One thing I most certainly don’t want you to take away today is the notion that because Jesus has already repented for the sins of the world, that you no longer have to. Quite the opposite, actually. Instead, just as Jesus opens up to us a way of death in him, and a way of life in him, so too does Jesus open for us a way of repentance in him. Just as it is true that in Christ, by virtue of our baptism, we die and rise with him, and as such can live no longer for ourselves but for the sake of others, so too can we, because Jesus has already repented for others, and because we are now alive in Christ, so too can we repent for ourselves and for others.

In 1934 Bonhoeffer preached a sermon on repentance. In that sermon he tells a story about Gandhi when Gandhi was a schoolteacher. In that sermon Bonhoeffer says that “within [Gandhi’s] school community an injustice was done, which shook [Gandhi] to the core. However, [Gandhi] took this …as a call to repentance.  So he went and spent long days in repentance, with fasting and all kinds of self-denial. What did this mean? It meant first of all that in the guilt of his pupils he saw his own guilt, his lack of love, patience, and truthfulness. … it meant the recognition that faith and love and hope could be found only in repentance.”

We will forgive Bonhoeffer, for now, for assuming Gandhi’s Christianity. But what he says is important. First, he says that Gandhi did not commit the injustice; despite that, in the injustice he saw his own guilt; and then that in his own repentance, for his own guilt and sin, he could repent for the sins of others.

As we come face to face with the sin of another, our recourse is less to the judgment of others, and more to honesty about our own sin; and as we are honest about our own sin, our own lack of love, or of patience, or of truthfulness, we can begin, sometimes, repent for the sins of others. And not under our own power, but under the power of the Jesus in whom we find ourselves, and as we live no longer for ourselves but for Christ and in Christ, and for others.

This seems, to me, an extraordinarily important notion in communities that have experienced the effects of the sins of others. This is true in the smallest of church communities, where we often have long histories, and while we enjoy the legacy of the work of God we see in the saints that have gone before us, churches can also suffer under the hidden sins of the past. This is true in the largest of our communions, where we have even longer histories, and where we enjoy an even greater way the legacy of the work of God we see in the saints that have gone before us. And where there can be great suffering under the sins of the past.

Hurt happens, and sometimes we are quite limited in the way we can address it. But repentance for others, in the power of Jesus, can be one way of doing so: through prayer, through supplication, and in taking responsibility for healing as best we can, and in Christ’s power—and sometimes by a few for the sake of the many.

Recognition of our own sin is critical here—because our awareness of our own sin, and equally the awareness that we are forgiven in Christ, is what gives us the sort of compassion that allows us to look upon the sins of others and refrain from judgment.

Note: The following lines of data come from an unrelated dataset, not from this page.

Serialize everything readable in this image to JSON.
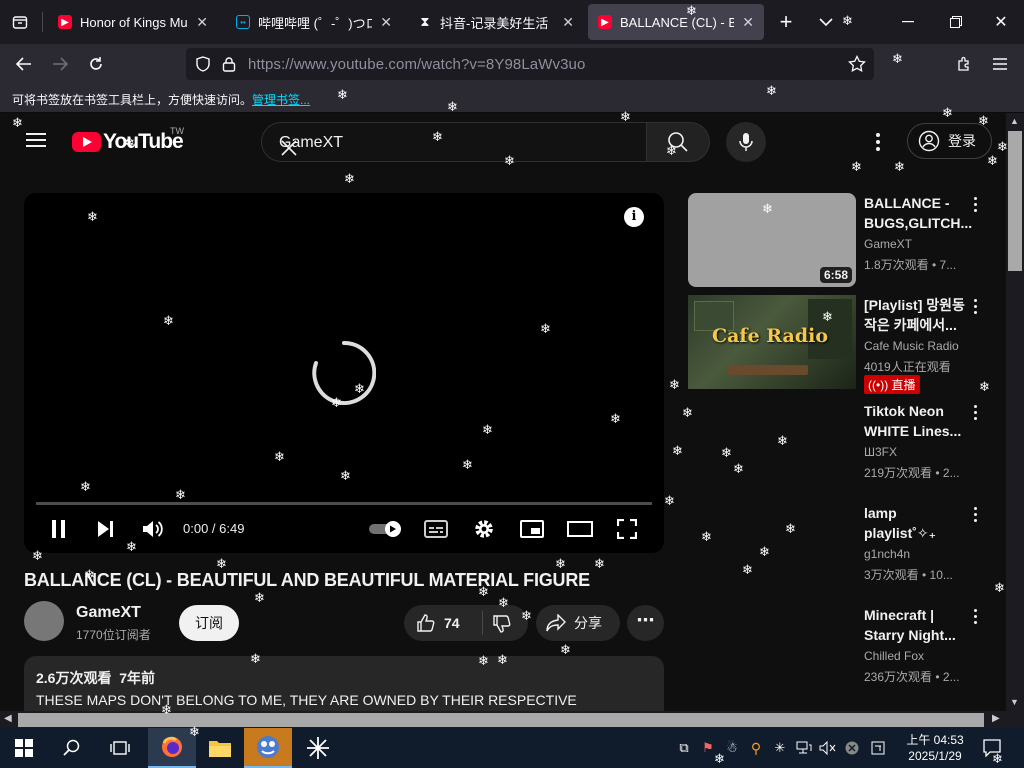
{
  "browser": {
    "tabs": [
      {
        "title": "Honor of Kings Musa",
        "favicon": "youtube-icon",
        "active": false
      },
      {
        "title": "哔哩哔哩 (゜-゜)つロ",
        "favicon": "bilibili-icon",
        "active": false
      },
      {
        "title": "抖音-记录美好生活",
        "favicon": "douyin-icon",
        "active": false
      },
      {
        "title": "BALLANCE (CL) - BEA",
        "favicon": "youtube-icon",
        "active": true
      }
    ],
    "url": "https://www.youtube.com/watch?v=8Y98LaWv3uo",
    "bookmark_hint": "可将书签放在书签工具栏上，方便快速访问。",
    "bookmark_link": "管理书签..."
  },
  "youtube": {
    "logo_text": "YouTube",
    "country_code": "TW",
    "search_value": "GameXT",
    "login_label": "登录",
    "player": {
      "time": "0:00 / 6:49",
      "progress": 0
    },
    "video": {
      "title": "BALLANCE (CL) - BEAUTIFUL AND BEAUTIFUL MATERIAL FIGURE",
      "channel": "GameXT",
      "subscribers": "1770位订阅者",
      "subscribe_label": "订阅",
      "likes": "74",
      "share_label": "分享",
      "views": "2.6万次观看",
      "age": "7年前",
      "description": "THESE MAPS DON'T BELONG TO ME, THEY ARE OWNED BY THEIR RESPECTIVE CREATORS."
    },
    "recommendations": [
      {
        "title1": "BALLANCE -",
        "title2": "BUGS,GLITCH...",
        "channel": "GameXT",
        "meta": "1.8万次观看 • 7...",
        "duration": "6:58"
      },
      {
        "title1": "[Playlist] 망원동",
        "title2": "작은 카페에서...",
        "channel": "Cafe Music Radio",
        "meta": "4019人正在观看",
        "live": "直播",
        "thumb_text": "Cafe Radio"
      },
      {
        "title1": "Tiktok Neon",
        "title2": "WHITE Lines...",
        "channel": "Ш3FX",
        "meta": "219万次观看 • 2..."
      },
      {
        "title1": "lamp",
        "title2": "playlist˚✧₊",
        "channel": "g1nch4n",
        "meta": "3万次观看 • 10..."
      },
      {
        "title1": "Minecraft |",
        "title2": "Starry Night...",
        "channel": "Chilled Fox",
        "meta": "236万次观看 • 2..."
      }
    ]
  },
  "taskbar": {
    "time": "上午 04:53",
    "date": "2025/1/29"
  },
  "colors": {
    "youtube_red": "#ff0033",
    "live_red": "#cc0000",
    "link": "#00ddff"
  }
}
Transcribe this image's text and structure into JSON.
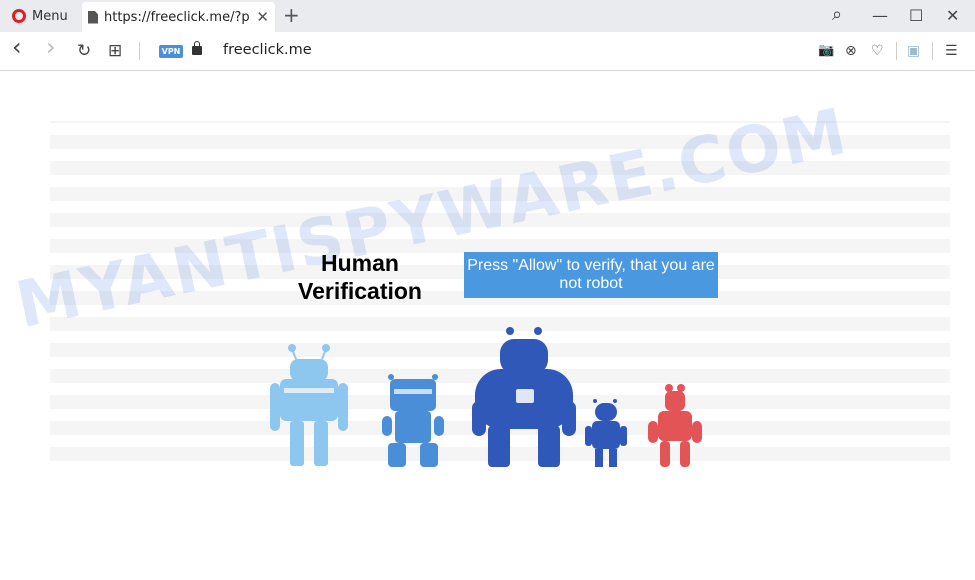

And as we refrain from judgment, we can begin to bear the truth in faith and hope and love, even to bear the sins of others in truth and in that faith and hope and love, and even to repent for them in faith and hope and love, and in hope to take responsibility for the effects of that sin in faith and hope and love.

But we do so in Christ, in his power, and in the knowledge, and reality, of what he offers us: forgiveness, and reconciliation, between us and God, and between one another, now in part, and in the age to come, in his fulness, and the fulfillment of his righteousness.